Nearly 40 years after its destruction, the people interviewed for the film continue to wrestle with Pruitt-Igoe’s legacy and its place in their lives. They love it and hate it, but don’t resent it. Despite the piles of trash, mountains of drugs, and preponderance of crime, this was their home. For some, it was their first proper dwelling. They cared deeply about Pruitt-Igoe and still do, even in its current form—a largely overgrown lot roved by feral dogs. Pruitt-Igoe is fundamentally a part of them, and by sharing their memories they obliterate the part of the myth that says it was undone by its people.

Something that just came to mind while reading a few reviews: why was Pruitt-Igoe blwn up so quickly while other notorious housing projects, like several in Chicago, lasted three decades longer? There has to be some interesting local twists to this story.

In an era where high-rise public housing projects are rare if not all gone because of the Hope VI program, it will be interesting to see how these housing complexes are preserved in American history. Will they simply be seen as failures? What will the lessons be?

Still a few residents who are choosing to stay longer at Cabrini-Green

The notorious housing project known as Cabrini-Green is nearly gone. Due to plans begun in the 1990s, nearly all of the buildings have been torn down. But one building, at 1230 N. Burling, is still occupied and today, a few residents said they wanted to stay longer even though the Chicago Housing Authority (CHA) wanted to move them out:

CHA spokeswoman Kellie O’Connell-Miller acknowledged that a court-approved, 180-day notice for the residents to leave the Near North Side housing complex does not expire until Jan 4, 2011. But because there were fewer than 10 families remaining in the building, the CHA and the Cabrini-Green Local Advisory Council agreed that they would try to speed up the relocation, she said.
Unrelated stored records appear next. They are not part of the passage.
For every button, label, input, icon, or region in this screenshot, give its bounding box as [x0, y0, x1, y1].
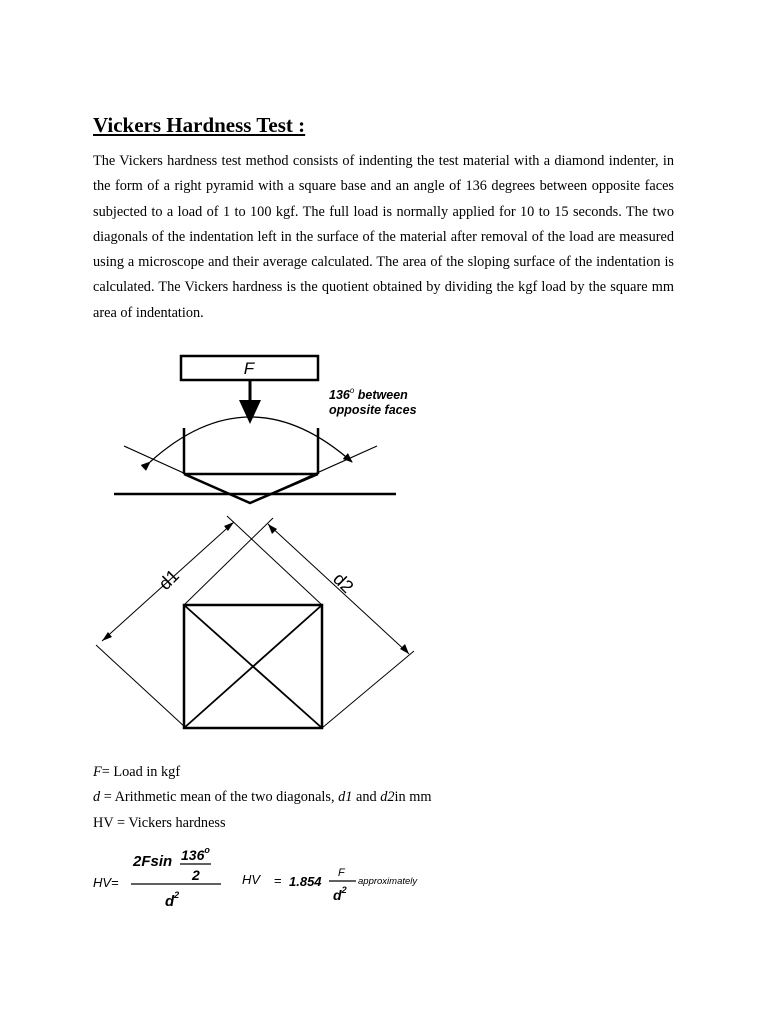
formula-1-lhs: HV= — [93, 875, 119, 890]
formula-1-angle-denominator: 2 — [192, 867, 200, 883]
indenter-tip — [184, 474, 318, 503]
formula-2-denominator: $d^2$ — [333, 885, 347, 903]
force-label: F — [243, 359, 255, 378]
angle-arc — [150, 417, 352, 462]
formula-1-denominator: $d^2$ — [165, 890, 180, 910]
d2-ext-top — [184, 518, 273, 605]
formula-2-numerator: F — [338, 867, 345, 879]
d2-arrow-top — [268, 524, 277, 534]
legend-hv: HV = Vickers hardness — [93, 814, 226, 831]
page-title: Vickers Hardness Test : — [93, 113, 306, 137]
body-paragraph: The Vickers hardness test method consists of indenting the test material with a diamond indenter, in the form of a right pyramid with a square base and an angle of 136 degrees between opposite faces subjected to a load of 1 to 100 kgf. The full load is normally applied for 10 to 15 seconds. The two diagonals of the indentation left in the surface of the material after removal of the load are measured using a microscope and their average calculated. The area of the sloping surface of the indentation is calculated. The Vickers hardness is the quotient obtained by dividing the kgf load by the square mm area of indentation. — [93, 153, 674, 321]
d1-ext-bottom — [96, 645, 186, 728]
legend-load: F= Load in kgf — [93, 764, 181, 780]
formula-2-note: approximately — [358, 876, 418, 887]
legend-diagonal-mean: d = Arithmetic mean of the two diagonals, d1 and d2in mm — [93, 789, 432, 806]
legend — [93, 760, 431, 836]
diagonal-2-label: d2 — [329, 568, 358, 597]
formula-2-equals: = — [274, 873, 282, 888]
diagonal-1-label: d1 — [154, 565, 183, 594]
d2-ext-bottom — [322, 651, 414, 728]
formula-2-coefficient: 1.854 — [289, 874, 322, 889]
formula-1-numerator: 2Fsin — [133, 853, 173, 870]
formula-2-lhs: HV — [242, 872, 261, 887]
angle-label-line-2: opposite faces — [329, 403, 417, 417]
formula-1-angle: 136$^o$ — [181, 845, 210, 863]
angle-label: 136$^o$ between — [329, 386, 408, 402]
force-arrow-head — [239, 400, 261, 424]
d2-arrow-bottom — [400, 644, 409, 654]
O’Connell-Miller would not say exactly how many families still lived in the building. Richard Wheelock, housing supervisor at the Legal Assistance Foundation of Metropolitan Chicago, which represents the Cabrini-Green Local Advisory Council, said five to seven families were in the building at the start of the day, but two families refused to leave because they objected to the accommodations they were offered…

Legally, there was no order forcing people out today, but the CHA and the LAC had worked to speed up the relocation for safety reasons, O’Connell-Miller said.

I can imagine that some people would ask, “Why in the world would people want to stay in a near empty building, let alone the last occupied one in the Cabrini-Green project?”

The article hints at one reason: the new accommodations for those moved out of Cabrini-Green might not be any better. This has been one of the sticking points since demolitions efforts were announced in the 1990s: where exactly would these public housing residents be moved? A small number could qualify for new mixed-income housing built on or near the Cabrini site, some might be moved to other public housing projects in Chicago or given Section 8 vouchers to use with private housing, and then some simply disappeared from the public housing rolls. But overall, there was not enough public housing to take in all of the people who would be displaced from Cabrini-Green. Moving out of public housing yet ending up in substandard housing in a hyper-segregated city neighborhood is not necessarily better.

Another issue may play a small role: few people like to be told where or when to move. Even when the conditions aren’t that great, home is home and the home you know might seem better than a new place. Middle-class or upper-class people also don’t like to be told to move when the government exercises eminent domain and those people even get a fair price for their property. These two issues are related: if you feel like you don’t have a choice and your options aren’t very good, moving may be undesirable.

Thinking of all this, we need more media attention on what has happened to these notorious public housing projects like Cabrini-Green or the Robert Taylor Homes. What has happened to the former residents and have their lives been improved? What do these sights look like now and who has benefited from making use of the land?